Study reveals prolonged presence of SARS-CoV-2 in lungs
text_fieldsA recent study has unveiled the persistence of the SARS-CoV-2 virus in the lungs of certain individuals for up to 18 months after infection.
While typically becoming undetectable in the upper respiratory tract one to two weeks post-infection, the virus's lingering presence in the lungs might be associated with a failure in the body's innate immune response.
The study was conducted by the Institut Pasteur in collaboration with the Alternative Energies and Atomic Energy Commission (CEA).
Published in the journal Nature Immunology, the study examines lung cells in an animal model, revealing that SARS-CoV-2 can persist in the lungs despite being undetectable in the upper respiratory tract or blood. Researchers found evidence of viral presence in some individuals even after 18 months from the initial infection, suggesting the possibility of the virus establishing 'viral reservoirs' similar to HIV.
Michaela Muller-Trutwin, the Head of the Institut Pasteur's HIV, Inflammation, and Persistence Unit, noted the observed prolonged inflammation in primates infected with SARS-CoV-2. This led the researchers to investigate the virus's presence within the body.

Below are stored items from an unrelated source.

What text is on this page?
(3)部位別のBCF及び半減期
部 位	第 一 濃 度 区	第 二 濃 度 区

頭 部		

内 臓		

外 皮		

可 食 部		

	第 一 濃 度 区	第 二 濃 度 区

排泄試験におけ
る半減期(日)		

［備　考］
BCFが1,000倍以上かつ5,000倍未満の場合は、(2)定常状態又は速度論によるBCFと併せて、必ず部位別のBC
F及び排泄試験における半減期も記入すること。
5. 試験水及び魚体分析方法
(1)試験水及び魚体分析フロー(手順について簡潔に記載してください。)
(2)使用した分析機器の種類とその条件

The study highlighted that the Omicron strain exhibited lower levels of persistent virus in the lungs compared to the original strain of SARS-CoV-2. Intriguingly, viruses were detected in alveolar macrophages even when conventional PCR tests showed negative results, indicating the potential for viral replication.
Nicolas Huot, the study's first author and a researcher in the Institut Pasteur's HIV, Inflammation, and Persistence Unit, expressed surprise at finding these viruses in immune cells, even after extended periods. The team managed to culture these viruses and observe their ability to replicate, mirroring findings in HIV studies.
The researchers explored the role of natural killer (NK) cells in controlling these viral reservoirs, revealing varying responses. Some individuals exhibited adaptive NK cells capable of destroying infected cells, while others displayed reduced NK cell activity, possibly contributing to higher virus levels.
The study's insights into the role of innate immunity, particularly NK cells, in managing viral persistence shed light on the mechanisms behind viral reservoirs. Notably, individuals with lower virus levels displayed adaptive NK cell production, whereas those with higher virus levels exhibited decreased NK cell activity, potentially influencing the virus's prolonged presence.